When it was announced that Dario Argento’s classic giallo Suspiria was set for a remake, there were murmurs of disapproval amongst diehard fans. Their unease was tempered by the fact that the director of this new production was art-house darling Luca Guadagnino (Call Me By Your Name). The result, which premiered at the Venice Film Festival, has gone on to polarise critics and audiences. Although some of the same plot points remain, Guadagnino’s Suspiria is a very different beast.

"...a blend of psychological thriller, straight out horror, and avant-garde performance."
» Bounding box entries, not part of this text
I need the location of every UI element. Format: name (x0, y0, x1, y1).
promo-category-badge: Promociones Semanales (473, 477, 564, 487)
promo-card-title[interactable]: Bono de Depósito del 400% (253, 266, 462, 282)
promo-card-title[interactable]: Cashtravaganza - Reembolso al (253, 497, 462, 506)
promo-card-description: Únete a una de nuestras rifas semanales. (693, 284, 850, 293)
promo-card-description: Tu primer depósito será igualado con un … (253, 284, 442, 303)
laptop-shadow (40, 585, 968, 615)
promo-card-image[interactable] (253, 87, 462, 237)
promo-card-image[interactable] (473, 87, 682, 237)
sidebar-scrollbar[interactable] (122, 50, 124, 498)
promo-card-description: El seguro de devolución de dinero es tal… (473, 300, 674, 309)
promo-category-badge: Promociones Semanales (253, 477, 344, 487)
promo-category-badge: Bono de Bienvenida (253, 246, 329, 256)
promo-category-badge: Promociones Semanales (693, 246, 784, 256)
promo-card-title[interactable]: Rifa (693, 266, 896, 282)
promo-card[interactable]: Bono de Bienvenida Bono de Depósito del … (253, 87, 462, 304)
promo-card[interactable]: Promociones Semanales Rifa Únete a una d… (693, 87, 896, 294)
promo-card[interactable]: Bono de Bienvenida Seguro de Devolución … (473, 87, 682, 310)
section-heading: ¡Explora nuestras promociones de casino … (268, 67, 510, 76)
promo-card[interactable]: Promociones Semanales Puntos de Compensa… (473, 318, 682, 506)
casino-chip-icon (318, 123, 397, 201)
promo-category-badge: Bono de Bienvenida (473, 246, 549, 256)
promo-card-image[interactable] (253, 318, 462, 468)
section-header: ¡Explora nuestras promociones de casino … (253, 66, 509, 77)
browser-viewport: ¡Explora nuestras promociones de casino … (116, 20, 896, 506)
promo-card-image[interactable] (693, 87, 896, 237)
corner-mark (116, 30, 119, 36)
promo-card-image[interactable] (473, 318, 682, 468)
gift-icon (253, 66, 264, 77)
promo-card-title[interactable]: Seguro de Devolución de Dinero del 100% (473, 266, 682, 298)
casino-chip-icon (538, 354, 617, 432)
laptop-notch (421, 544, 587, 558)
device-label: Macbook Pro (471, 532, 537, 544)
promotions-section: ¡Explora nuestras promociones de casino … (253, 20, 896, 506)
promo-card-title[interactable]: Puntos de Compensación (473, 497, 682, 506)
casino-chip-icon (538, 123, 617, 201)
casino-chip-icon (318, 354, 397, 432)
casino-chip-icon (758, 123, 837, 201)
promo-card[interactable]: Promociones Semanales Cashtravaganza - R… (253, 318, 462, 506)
It’s 1977, and Susie Bannion (Dakota Johnson), a runaway from a Mennonite community, has come to West Berlin to audition for a prestigious dance academy. Despite her lack of training, Susie’s raw talent and commitment catch the eye of the demanding Madame Blanc (Tilda Swinton). But there is definitely something disturbing about this all-female troupe, signalled by the disappearance of a talented but troubled dancer named Patricia (Chloë Grace Moretz). Ignoring the warnings of fellow students, Susie auditions for the lead role in Volk, the group’s most prestigious production. She gets her wish, but what will be the price of taking centre stage?

Paying homage to 1970s fashion, music and cinema, Suspiria is a blend of psychological thriller, straight out horror, and avant-garde performance. With a soundtrack by Radiohead’s Thom Yorke contributing to the eerie atmosphere and an earthy visual palette which is the opposite of Argento’s film, this Suspiria definitely marches to the beat of Luca Guadagnino’s drum.